JPC’s mitochondrial activities corresponded to the observed degradation behavior indicating a negative effect of degradation products on cell proliferation. The significant decrease in JPC mitochondrial activity detected within PDL-02A compared to PDL-04 coated scaffolds is based with a high probability on a change in pH caused by its fast degradation in aqueous solution. Acidosis has been described as inducing a G1-arrest of the cell cycle and a strong increase in necrotic cell death, but not in apoptosis. The mitochondrial oxygen consumption increased gradually with decreasing pH, as described in a study of Rauscher and co-authors [
17]. For our 3D cell culture, we used the DMEM/F-12, GlutaMAX™ medium, the underlying formulation of which contains 29 mM sodium bicarbonate which should equilibrate to pH 7.4 in 5% CO
2. Whether the polymer degradation behavior under cell culture conditions is comparable to that measured in deionized water is uncertain and unlikely. Unfortunately, we did not perform pH measurements within the 3D cell culture dishes during the incubation time indicating another limitation of our study. Nevertheless, the comparatively fast PDL-02A polymer degradation seemed to have an impact on the detected decrease in JPC viability. Conversely, the slow degradation behavior of PDL-04 seemed to have not only beneficial effects on cell proliferation but also on JPC differentiation potential as detected by gene expression of osteogenic markers as well as by immunohistological staining detecting colocalization of alkaline phosphatase and osteocalcin.

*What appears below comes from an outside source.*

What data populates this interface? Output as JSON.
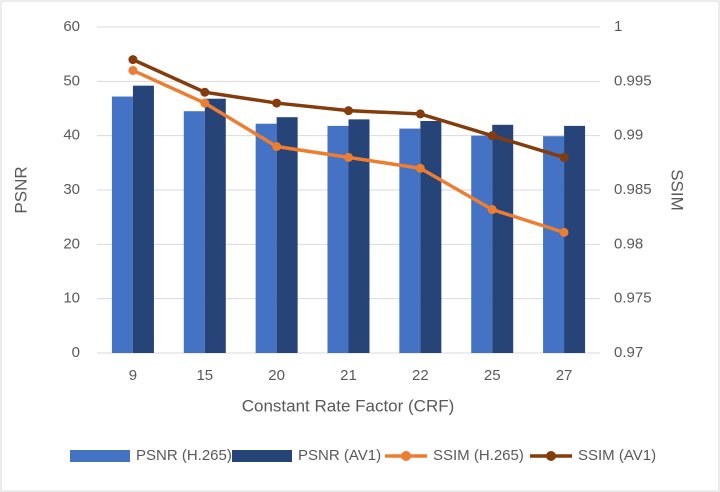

Similar findings are reported by other studies where the proliferation of mesenchymal stem cells (MSCs) and expression of matrix proteins were pH susceptible [
18]. Local pH in the microenvironment of tissue-engineered constructs seems to be crucial for new bone formation, as reported by Monfoulet and colleagues [
19]. The researchers could demonstrate that formation of mineralized nodules in the extracellular matrix of hBMSC was fully inhibited at alkaline (>7.54) pH values and that a pH range (specifically, 7.9–8.27) inhibited the osteogenic differentiation of these cells.
In the current publication, we were also able to achieve the second goal of establishing Raman spectroscopy for the identification of cell-formed hydroxyapatite particles within a core material of the same chemical composition. As shown in
Figure 14 and
Figure 15, Raman measurements identified a characteristic peak for the PLA coating at 874 cm
−1. This PLA-specific peak was detected also by other researchers [
20,
21]. At the same time, polymer coating seemed to cover the typical phosphate and HA peaks of the core material. As expected, Raman spectra illustrated in
Figure 14 show clearly that detected phosphate peaks are completely the same in all analyzed samples. However, the height of measured peaks differs: the lowest height was detected in JPC scaffolds under undifferentiated conditions while maximal levels were found under osteogenic conditions due to HA formation by the cells and resulting increase in phosphate. On the other hand, lower phosphate peaks are detected in PLA-coated than in uncoated scaffolds. This observation gives the impression that HA formation by the cells is not possible to detect by Raman within the β-TCP material. This is true for uncoated scaffolds. However, calculated spectral ratios of HA/phenylalanine, HA/amide III, carbonate/HA and inverse of FWHM show clearly the expected picture compared to untreated controls. By the increase in cell-formed HA induced by osteogenic conditions of 3D-cultured JPCs, we expect higher ratios of HA/phenylalanine, HA/amide III and inverse of FWHM values and lower ratios of carbonate/HA, exactly as shown in
Figure 15. In our study, higher mineral crystallinity seemed to correlate with lower carbonate to phosphate ratios. This correlation was also reported by others [
22]. We conclude that masking of material-specific HA signal by PLA coating enables the detection of cell-formed HA within the used β-TCP material.